= Dicemaster: Cities of Doom =

1996 collectible dice game

Dicemaster: Cities of Doom is a 1996 collectible dice game published by Iron Crown Enterprises.

==Gameplay==
Dicemaster: Cities of Doom is a game in which dungeon-crawling board game tropes are blended with dice mechanics. It transforms classic gaming elements into a colorful array of dice, with players taking on familiar fantasy roles to chase mystical runes and summon a legendary book.
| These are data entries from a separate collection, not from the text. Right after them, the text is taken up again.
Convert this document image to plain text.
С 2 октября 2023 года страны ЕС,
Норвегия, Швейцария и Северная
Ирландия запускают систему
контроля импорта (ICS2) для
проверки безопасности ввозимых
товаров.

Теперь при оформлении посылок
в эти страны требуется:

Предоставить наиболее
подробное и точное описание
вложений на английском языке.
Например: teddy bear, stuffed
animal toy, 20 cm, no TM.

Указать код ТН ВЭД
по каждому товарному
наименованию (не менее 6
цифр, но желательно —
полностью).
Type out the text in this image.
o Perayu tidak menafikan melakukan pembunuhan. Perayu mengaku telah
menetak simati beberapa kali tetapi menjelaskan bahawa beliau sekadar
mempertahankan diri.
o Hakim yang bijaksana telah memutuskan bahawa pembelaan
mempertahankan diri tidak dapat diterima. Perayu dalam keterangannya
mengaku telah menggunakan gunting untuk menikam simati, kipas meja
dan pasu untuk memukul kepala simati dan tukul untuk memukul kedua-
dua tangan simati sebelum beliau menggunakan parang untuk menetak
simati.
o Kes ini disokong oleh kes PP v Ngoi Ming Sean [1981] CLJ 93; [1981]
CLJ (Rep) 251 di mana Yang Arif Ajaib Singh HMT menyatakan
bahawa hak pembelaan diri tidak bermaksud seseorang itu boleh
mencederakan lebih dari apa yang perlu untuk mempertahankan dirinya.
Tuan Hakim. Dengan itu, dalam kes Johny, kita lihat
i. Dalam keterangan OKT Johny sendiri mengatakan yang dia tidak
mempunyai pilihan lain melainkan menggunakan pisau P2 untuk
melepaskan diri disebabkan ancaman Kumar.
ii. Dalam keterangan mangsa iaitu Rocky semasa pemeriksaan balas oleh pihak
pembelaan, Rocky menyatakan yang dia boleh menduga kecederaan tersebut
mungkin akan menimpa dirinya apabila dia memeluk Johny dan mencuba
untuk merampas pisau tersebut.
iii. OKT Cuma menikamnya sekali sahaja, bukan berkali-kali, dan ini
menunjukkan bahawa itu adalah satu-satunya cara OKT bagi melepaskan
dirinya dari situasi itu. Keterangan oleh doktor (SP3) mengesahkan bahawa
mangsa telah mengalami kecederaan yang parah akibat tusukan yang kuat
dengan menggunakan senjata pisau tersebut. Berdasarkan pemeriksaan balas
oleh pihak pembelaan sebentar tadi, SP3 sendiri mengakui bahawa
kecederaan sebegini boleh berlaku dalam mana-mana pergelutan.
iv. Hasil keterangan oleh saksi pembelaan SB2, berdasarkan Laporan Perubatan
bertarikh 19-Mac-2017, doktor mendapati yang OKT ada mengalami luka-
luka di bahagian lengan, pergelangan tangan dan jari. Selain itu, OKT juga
Gameplay is structured around constructing and traversing adventure routes with location dice, battling monsters, and managing resources via Action dice. These dice determine movement, magic, and interference tactics, and are also key to discovering runes. Combat emphasizes strategic rerolling of special dice, with risk-reward dynamics like losing dice to "burning skull" faces. Additional complexity arises through mechanics like weapon upgrades, rune theft, and monster enhancements.

==Publication history==
Wilds of Doom was the inaugural expansion for Cities of Doom.

==Reception==
Steve Faragher reviewed Dicemaster: Cities of Doom for Arcane magazine, rating it a 7 out of 10 overall, and stated that "Cities of Doom is a good, fun game, but it's perhaps a bit disappointing that its subject matter is nothing more than a dungeon hack under a different name. Good for passing some spare time, sure enough - but it's not going to revolutionise gaming. Nor will it become another Dragon Dice."